Image credit: Pieter Johnson/University of Colorado Boulder
Parasites have a public relations problem.
Unlike the many charismatic mammals, fishes and birds that receive our attention (and our conservation dollars), parasites are thought of as something to eradicate — and certainly not something to protect.
But only 4% of known parasites can infect humans, and the majority actually serve critical ecological roles, like regulating wildlife that might otherwise balloon in population size and become pests. Still, only about 10% of parasites have been identified and, as a result, they are mostly left out of conservation activities and research.
An international group of scientists wants to change that. About a dozen leading parasite ecologists, including University of Washington’s Chelsea Wood, published in the journal Biological Conservation, which lays out an ambitious global conservation plan for parasites.
“Parasites are an incredibly diverse group of species, but as a society, we do not recognize this biological diversity as valuable,” said Wood, an assistant professor in the UW School of Aquatic and Fishery Sciences. “The point of this paper is to emphasize that we are losing parasites and the functions they serve without even recognizing it.”
The authors propose 12 goals for the next decade that could advance parasite biodiversity conservation through a mix of research, advocacy, and management.
“Even though we know little to nothing about most parasite species, we can still take action now to conserve parasite biodiversity,” said Skylar Hopkins, paper and project co-lead and an assistant professor at North Carolina State University.
Perhaps the most ambitious goal is to describe half of the world’s parasites within the next 10 years. Providing taxonomic descriptions allow species to be named, which is an important part of the conservation process, the researchers said.
“If species don’t have a name, we can’t save them,” said Colin Carlson, the other project co-lead and an assistant professor at Georgetown University. “We’ve accepted that for decades about most animals and plants, but scientists have only discovered a fraction of a percentage of all the parasites on the planet. Those are the last frontiers: the deep sea, deep space, and the world that’s living inside every species on Earth.”
Importantly, the researchers stress that none of the parasites that infect humans or domesticated animals are included in their conservation plan. They say these parasites should be controlled to safeguard human and animal health.
The paper is part of an entire special edition devoted to parasite conservation. Wood is the lead author on one study in the collection that finds the responses of parasites to environmental change are likely to be complex, and that a changing world probably will see both outbreaks of some parasites and a total loss of other parasite species.

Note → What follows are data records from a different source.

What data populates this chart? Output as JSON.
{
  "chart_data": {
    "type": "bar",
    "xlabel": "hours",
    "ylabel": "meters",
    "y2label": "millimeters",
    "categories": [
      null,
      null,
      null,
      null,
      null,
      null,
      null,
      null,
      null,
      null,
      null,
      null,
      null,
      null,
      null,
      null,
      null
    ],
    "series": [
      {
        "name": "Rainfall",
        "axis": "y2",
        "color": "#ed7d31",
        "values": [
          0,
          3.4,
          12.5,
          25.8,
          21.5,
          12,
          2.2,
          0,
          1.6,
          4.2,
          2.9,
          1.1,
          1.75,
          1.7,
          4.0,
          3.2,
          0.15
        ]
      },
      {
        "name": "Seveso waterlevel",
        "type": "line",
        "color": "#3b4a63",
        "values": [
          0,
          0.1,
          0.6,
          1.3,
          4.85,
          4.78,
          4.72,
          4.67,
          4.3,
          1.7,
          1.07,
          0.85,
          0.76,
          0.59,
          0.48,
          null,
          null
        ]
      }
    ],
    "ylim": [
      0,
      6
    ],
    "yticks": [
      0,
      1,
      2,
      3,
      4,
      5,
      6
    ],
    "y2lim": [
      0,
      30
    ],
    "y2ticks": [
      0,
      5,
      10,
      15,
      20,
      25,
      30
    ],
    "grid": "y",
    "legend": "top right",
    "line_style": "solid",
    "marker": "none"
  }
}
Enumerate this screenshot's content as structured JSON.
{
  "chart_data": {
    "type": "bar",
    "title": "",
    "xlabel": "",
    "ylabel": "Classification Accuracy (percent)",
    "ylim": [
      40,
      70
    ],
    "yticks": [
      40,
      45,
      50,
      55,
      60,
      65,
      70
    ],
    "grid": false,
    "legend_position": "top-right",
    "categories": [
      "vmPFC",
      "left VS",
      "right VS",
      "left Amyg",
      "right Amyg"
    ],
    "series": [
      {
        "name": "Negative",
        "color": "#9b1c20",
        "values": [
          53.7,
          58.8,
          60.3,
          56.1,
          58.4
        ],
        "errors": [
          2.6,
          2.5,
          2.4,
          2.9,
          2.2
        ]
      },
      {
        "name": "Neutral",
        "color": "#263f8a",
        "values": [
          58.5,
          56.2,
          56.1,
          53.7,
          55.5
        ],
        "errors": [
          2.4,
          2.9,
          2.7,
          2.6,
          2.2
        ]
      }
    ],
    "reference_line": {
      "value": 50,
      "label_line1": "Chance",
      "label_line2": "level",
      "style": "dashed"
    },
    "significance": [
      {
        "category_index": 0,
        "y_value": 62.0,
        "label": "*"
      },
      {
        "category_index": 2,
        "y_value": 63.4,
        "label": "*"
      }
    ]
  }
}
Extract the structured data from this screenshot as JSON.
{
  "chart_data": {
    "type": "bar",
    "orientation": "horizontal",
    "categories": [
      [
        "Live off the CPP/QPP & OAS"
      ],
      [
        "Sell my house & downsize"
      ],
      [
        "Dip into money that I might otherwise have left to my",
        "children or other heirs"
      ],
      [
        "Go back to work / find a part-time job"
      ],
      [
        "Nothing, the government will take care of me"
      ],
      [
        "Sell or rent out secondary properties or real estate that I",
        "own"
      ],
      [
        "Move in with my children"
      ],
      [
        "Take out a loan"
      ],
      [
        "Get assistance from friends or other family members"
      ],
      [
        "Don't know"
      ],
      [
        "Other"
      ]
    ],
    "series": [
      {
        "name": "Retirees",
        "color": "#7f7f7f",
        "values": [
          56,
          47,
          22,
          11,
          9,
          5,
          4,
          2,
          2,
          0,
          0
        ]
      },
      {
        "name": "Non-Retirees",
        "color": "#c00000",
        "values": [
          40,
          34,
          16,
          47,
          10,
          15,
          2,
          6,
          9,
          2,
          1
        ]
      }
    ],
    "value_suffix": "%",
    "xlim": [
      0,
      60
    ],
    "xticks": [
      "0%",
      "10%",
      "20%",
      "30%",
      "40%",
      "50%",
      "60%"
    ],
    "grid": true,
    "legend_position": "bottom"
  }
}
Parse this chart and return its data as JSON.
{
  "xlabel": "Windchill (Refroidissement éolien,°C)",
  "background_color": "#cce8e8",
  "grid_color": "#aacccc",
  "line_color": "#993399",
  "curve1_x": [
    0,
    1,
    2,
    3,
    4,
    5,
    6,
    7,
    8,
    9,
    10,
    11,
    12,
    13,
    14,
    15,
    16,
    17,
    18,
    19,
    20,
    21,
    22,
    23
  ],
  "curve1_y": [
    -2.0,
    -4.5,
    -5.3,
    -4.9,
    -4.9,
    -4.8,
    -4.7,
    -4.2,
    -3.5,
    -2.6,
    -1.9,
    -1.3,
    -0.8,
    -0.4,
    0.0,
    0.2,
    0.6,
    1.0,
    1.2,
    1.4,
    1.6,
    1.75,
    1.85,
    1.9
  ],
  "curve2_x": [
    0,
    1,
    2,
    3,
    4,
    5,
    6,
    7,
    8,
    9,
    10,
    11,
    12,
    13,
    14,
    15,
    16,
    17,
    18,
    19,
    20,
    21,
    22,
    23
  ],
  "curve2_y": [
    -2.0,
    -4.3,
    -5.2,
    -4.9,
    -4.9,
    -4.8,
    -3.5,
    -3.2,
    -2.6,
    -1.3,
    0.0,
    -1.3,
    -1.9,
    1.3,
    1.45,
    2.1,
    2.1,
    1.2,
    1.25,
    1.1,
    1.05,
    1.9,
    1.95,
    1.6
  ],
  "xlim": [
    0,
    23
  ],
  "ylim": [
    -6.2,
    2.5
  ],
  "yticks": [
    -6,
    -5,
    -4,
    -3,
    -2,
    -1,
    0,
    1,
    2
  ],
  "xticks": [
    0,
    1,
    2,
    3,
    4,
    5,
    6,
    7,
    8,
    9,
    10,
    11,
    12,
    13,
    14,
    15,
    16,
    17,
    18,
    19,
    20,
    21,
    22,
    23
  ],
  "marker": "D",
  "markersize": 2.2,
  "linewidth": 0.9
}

“We need to recognize that there will be a diversity of responses among parasite taxa and not take for granted that every parasite is dwindling toward extinction or about to cause a major outbreak,” Wood said.
Parasites often need two or more host species to complete their lifecycle. For example, some parasites first infect fish or amphibians, but ultimately must get transmitted to birds to reproduce and multiply. They ensure that this happens through ingenious ways, Wood explained, often by manipulating the behavior or even the anatomy of their first host to make these fish or amphibians more susceptible to being eaten by birds. In this way, the parasite then gets transmitted to a bird — its ultimate destination.
Given this dynamic, Wood and colleagues wanted to see what would happen to the abundance of parasites if the ecosystems in which they live changed. They designed an experiment across 16 ponds in central California’s East Bay region. In half of the ponds, they installed structures such as bird houses, floating perches and mallard decoys intended to attract more birds, thus temporarily altering the natural ecosystem and boosting biodiversity in these ponds.
After a couple of years, the researchers analyzed parasite biodiversity in each of the 16 ponds. What they found was a mixed bag: Some parasite species responded to elevated bird biodiversity by declining in abundance. But other parasites actually increased in number when bird biodiversity increased. The authors concluded that as biodiversity changes — due to climate change, development pressure or other reasons — we can expect to see divergent responses by parasites, even those living within the same ecosystem.
Traditionally, the field of disease ecology assumes one of two paths: That we are either heading toward a future of more disease and massive outbreaks or toward a future of parasite extinction. This paper shows that both trajectories are happening simultaneously, Wood explained.
“This particular experiment suggests that we need to anticipate both trajectories going forward. It starts to resolve the conflict in the literature by showing that everyone is right — it’s all happening,” Wood said. “The trick now is to figure out what traits will predict which parasites will decline and which will increase in response to biodiversity loss.”
Wood’s lab is working on that question now by reconstructing the history of parasites over time, documenting which parasites increased in abundance and which declined. However, there’s almost no historical record of parasites and without this information, it’s difficult to know how to conserve them. By dissecting museum specimens of fish, the researchers are identifying and counting various parasites found in the specimens at different places and times.
“These pickled animals are like parasite time capsules,” Wood explained. “We can open them up and identify the parasites that infected a fish at its death. In this way, we can reconstruct and resurrect information that previously we didn’t think was possible to get.”